Soul Music on BBC Radio 4 is a simple idea that works so well. Take one song, explore its history, talk to people who have an emotional connection to the music.
One of the songs in the new series is Sweet Thing by Van Morrison, from his 1968 folk-jazz album Astral Weeks, above.
Morrison was 23, barely known, shy and awkward when he created something as timeless as it is ethereal, fresh at every listen.
Warner Bros were keen to avoid expensive long hours in the New York recording studio and teamed him up with accomplished jazz musicians who helped create the fluid, organic feel of an album that still sounds as if it is being played for the first time. More or less the case as Astral Weeks was cut in 48 hours.
Sweet Thing is perhaps a slight song, certainly next to Cyprus Avenue and Madame George, yet its floating, wistful charm endures.
For the writer Caroline Mellor, who features in Soul Music, the song reminds her of her friend Dennis, who died aged 29. She was unable to cry at the time of his death, in private or at his funeral, and began to worry there might be something wrong with her.
Then one day, while on holiday in the Spanish mountains, she heard Van Morrison singing.
“Someone put Sweet Thing on a record player in another room and the sound just kind of drifted through the window and mingled with the sunlight.”
This triggered memories of their times together, taking a sound system out on to the South Downs, and Caroline couldn’t stop crying.
“After Dennis died I was still young, but a part of my youth died with him. And I think that’s probably the thing when people die, we’re also grieving the part of our lives that vanishes when they do. And the part of my life that ended when Dennis died was full of youthful energy, magic and gold.”

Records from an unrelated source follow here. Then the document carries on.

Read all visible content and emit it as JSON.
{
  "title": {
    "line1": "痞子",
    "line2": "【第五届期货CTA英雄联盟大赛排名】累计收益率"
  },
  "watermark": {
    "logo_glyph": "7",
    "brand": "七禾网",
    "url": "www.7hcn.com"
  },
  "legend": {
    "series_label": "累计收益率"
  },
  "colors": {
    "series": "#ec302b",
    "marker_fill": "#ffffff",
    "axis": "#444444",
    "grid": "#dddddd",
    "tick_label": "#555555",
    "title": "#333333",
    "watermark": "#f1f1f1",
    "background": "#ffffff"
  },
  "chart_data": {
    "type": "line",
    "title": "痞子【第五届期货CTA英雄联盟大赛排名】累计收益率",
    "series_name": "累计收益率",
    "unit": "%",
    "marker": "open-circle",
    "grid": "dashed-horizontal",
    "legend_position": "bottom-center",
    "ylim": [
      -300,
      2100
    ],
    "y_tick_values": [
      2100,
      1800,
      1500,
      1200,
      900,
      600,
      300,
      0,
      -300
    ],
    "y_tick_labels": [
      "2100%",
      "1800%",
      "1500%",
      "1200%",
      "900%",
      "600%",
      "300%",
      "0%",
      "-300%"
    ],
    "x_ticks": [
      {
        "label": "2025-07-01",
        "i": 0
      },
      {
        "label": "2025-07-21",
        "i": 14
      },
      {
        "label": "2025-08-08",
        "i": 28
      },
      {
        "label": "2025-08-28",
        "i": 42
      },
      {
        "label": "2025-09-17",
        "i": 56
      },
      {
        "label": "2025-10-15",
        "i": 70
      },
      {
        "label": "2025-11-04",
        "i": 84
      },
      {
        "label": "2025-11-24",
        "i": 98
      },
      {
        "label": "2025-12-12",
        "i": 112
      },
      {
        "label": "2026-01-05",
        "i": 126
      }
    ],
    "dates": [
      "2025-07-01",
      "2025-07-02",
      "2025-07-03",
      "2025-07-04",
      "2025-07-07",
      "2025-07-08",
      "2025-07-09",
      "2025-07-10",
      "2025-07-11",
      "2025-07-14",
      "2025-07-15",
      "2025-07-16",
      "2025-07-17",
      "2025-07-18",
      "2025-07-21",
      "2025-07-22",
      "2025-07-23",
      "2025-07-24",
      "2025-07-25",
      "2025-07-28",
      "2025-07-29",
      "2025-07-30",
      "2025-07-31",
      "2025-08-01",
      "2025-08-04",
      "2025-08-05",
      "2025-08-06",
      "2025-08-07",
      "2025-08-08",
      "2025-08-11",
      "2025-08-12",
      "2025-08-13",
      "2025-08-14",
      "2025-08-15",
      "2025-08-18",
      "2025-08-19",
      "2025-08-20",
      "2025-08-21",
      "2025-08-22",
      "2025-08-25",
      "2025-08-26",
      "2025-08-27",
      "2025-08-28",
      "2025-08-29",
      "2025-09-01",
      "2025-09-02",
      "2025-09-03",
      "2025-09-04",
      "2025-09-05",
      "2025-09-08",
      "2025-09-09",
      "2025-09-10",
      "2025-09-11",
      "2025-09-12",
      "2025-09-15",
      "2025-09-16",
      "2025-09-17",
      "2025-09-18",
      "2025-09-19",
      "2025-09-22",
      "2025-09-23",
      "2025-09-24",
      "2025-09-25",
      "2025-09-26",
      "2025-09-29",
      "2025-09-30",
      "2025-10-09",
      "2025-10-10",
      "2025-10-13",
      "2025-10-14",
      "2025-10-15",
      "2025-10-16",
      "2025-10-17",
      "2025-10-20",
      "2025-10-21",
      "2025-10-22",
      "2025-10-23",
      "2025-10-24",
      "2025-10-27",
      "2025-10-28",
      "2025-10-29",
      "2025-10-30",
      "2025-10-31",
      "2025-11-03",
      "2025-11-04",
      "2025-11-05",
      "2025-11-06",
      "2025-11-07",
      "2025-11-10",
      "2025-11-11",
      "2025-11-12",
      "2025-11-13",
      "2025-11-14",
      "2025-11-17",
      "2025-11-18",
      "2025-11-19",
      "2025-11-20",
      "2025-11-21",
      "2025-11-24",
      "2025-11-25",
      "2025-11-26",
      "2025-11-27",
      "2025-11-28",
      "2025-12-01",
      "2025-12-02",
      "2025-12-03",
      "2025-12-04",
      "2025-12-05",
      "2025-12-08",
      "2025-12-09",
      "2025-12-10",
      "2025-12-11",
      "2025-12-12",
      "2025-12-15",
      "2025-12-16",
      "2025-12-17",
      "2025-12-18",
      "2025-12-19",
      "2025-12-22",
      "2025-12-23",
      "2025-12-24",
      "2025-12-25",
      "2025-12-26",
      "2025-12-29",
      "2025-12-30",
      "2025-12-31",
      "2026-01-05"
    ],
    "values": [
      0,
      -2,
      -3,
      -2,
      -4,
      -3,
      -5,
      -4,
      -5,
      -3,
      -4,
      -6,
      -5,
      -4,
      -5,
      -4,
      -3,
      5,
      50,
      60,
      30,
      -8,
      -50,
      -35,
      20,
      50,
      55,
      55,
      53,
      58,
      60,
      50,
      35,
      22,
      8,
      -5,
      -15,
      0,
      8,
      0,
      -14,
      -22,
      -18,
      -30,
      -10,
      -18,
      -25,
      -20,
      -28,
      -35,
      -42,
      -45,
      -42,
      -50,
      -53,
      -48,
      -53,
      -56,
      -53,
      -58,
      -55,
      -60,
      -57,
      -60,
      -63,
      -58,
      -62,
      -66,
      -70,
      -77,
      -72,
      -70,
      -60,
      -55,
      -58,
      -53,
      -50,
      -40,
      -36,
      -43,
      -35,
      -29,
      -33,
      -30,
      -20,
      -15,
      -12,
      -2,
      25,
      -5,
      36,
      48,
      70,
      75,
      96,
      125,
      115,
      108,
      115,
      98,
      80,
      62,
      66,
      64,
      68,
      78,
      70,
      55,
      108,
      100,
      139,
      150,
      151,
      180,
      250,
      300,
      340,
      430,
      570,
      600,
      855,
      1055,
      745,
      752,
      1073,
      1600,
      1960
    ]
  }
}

I have written before about my university friend John, who died aged 42. And, yes, a part of my life vanished then.
Not the knotted weave of life since 1999. Not the John experiences shared with other people, including those misted university days or our wedding, where he was best man.
But experiences shared only with John now sit in a room with no door. I can’t check facts or measure memories, as there is no one to ask.
We went together on a three-week holiday to the US. An old photo album puts the date as 1981. John was an experienced driver, while I had just passed my test. We had 3,000 miles to cover in a week, as we were delivering a car, 600 miles or so a day.
I had only just got my licence. John drove in the big cities, but we shared the open road. At night, we stayed in cheap motels and in the morning ate breakfast at truck stops along Route 66.
It was a great holiday, a week in New York, a week in that car, sometimes bickering over my driving, and a week in Los Angeles and San Francisco.
One night we were drowned in desert darkness, nothing to see here, until at a bend in the road Las Vegas lit up beneath us, a bowl of neon. We spent one night there, another cheap motel. It was hot and we wandered through the casinos, or maybe just one casino. We didn’t bet on the tables, or not that I recall.
Perhaps John would remember things differently. But whatever the case, that holiday now belongs only to me.
John had a brain tumour, spotted during an eye test. We talked of meeting up. He was in London, I was in York, busy at work and the father of three young children. I let the matter slip, a lasting regret.
Besides his health seemed to improve, we spoke again, there would be time to meet up. Only there wasn’t.
John would be pushing 70. We’d surely still be friends, as we are in a way, although it’s a one-sided affair.
I have written before about John and if he was able, perhaps he’d heckle me here about the choice of words, or the hoeing of old ground, as my lovely friend could be picky.
Of course, I have other old lovely friends, some here in York known for 25 or 30 years, and newer friends met in the past few years. I have a wife, three grown-up-children, a sparky livewire delight of a grand-daughter. Plenty going on, you can’t dwell, we have all lost someone.
But still.
I miss my tall friend, six foot four to my five foot eight. We met at Goldsmiths College. It was his second go at university, London after Leeds; and my first, London after not getting in anywhere else.
I don’t have a song for John Sheridan. We went to gigs sometimes, one of the last was the saxophonist Andy Sheppard at Greenwich Borough Hall, shortly before we moved north.
My wife thinks she was pregnant with our first born at the time. Perhaps he was listening as he has always liked his music.